At FYF, I got to meet one of my musical idols, Gold Panda, a UK producer whose work I often immerse myself in for creative inspiration. Sometimes Panda is dance-y, and other times, as with Kingdom—the EP he put out quickly this summer following his LP Good Luck and Do Your Best—he sulks and broods. But as it turns out, Panda himself is darker and more of a loner than some of his music might even bely. These qualities only made me like him more.

"I wish I didn't have to play," he said. "It's harder for me when I'm on tour. It took me about five years to learn how to relax. I'm happiest when I'm in my routine. I like to wake up, have some exercise, go get something for lunch… Do you know potato waffles? I take potato waffles and grill them, not fry them, and put them on some bread with some salad. I use mayonnaise and English mustard. This makes me happy."

That's the Gold Panda sandwich, an original. He also said that his recording schedule is based around food rituals from childhood as well. When he was young, he would come home from school, and his mother would have tea and cake for him and his sister. Now, 4 PM is when he settles in and makes music.

"I've been playing 'You' at shows recently, and people love it," he says of an old favorite of his. "It makes them happy. But then I wonder why am I doing this? Who am I doing this for? Or, at a show, this guy came up to me and said, 'I didn't have a very good time tonight,' and I was like, 'Is that my fault?' I don't like anyone I know coming to shows, because they come up and bother me. Birthdays, holidays, I like to be by myself. I'm happy when I'm by myself, you can do what you want to do."

Advertisement

"I'm the same way," I tell him. "There's nothing more beautiful than when a friend cancels plans. But sometimes, if I don't have plans, I feel like I'm supposed to have them."

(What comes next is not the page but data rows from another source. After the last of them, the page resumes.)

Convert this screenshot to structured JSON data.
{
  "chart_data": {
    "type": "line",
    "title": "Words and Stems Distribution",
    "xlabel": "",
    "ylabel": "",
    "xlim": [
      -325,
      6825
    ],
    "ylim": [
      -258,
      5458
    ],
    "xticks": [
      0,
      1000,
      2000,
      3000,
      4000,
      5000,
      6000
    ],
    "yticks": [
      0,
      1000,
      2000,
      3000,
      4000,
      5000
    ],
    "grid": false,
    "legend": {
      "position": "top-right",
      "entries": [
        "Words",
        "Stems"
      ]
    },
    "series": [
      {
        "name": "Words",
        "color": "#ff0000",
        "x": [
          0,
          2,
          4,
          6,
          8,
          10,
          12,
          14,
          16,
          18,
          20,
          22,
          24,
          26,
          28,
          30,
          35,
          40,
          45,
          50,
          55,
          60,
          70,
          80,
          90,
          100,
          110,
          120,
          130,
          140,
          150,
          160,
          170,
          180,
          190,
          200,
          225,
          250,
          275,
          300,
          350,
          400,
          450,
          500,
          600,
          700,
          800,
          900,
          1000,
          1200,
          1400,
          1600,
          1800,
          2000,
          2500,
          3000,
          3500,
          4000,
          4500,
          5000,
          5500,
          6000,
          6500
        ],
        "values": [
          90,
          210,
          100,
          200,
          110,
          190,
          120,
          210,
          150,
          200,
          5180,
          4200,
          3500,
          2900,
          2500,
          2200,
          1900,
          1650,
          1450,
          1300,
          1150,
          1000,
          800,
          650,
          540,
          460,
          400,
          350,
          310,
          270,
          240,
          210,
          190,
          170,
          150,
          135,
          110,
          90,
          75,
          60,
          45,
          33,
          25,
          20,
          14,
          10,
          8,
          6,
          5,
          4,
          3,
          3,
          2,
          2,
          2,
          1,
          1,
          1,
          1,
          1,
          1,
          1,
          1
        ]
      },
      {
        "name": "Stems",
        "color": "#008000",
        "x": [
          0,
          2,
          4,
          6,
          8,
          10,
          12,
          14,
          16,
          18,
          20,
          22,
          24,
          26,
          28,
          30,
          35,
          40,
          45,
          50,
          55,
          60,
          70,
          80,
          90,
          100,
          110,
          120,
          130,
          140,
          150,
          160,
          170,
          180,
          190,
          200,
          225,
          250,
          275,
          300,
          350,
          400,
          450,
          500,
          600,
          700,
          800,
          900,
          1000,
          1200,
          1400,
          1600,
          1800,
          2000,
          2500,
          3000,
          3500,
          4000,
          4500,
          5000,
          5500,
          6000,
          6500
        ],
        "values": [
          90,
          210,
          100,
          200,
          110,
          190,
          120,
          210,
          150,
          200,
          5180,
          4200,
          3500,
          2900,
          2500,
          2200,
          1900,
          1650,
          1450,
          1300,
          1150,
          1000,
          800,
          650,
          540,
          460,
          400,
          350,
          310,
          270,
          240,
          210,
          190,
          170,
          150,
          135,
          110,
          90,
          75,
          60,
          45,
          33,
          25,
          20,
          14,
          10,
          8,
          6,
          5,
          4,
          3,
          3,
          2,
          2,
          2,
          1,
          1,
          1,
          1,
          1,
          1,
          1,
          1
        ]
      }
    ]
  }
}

"That's why you should always make plans and cancel them," he says. "A few months ago, I made plans to go see a show in London. And when the day came I was like why did I do that? I don't want to go out. What was I thinking? So I canceled right before. And it was the greatest feeling ever. It was freedom."

"That's perfect," I tell him.

"We should have both canceled this interview," he says.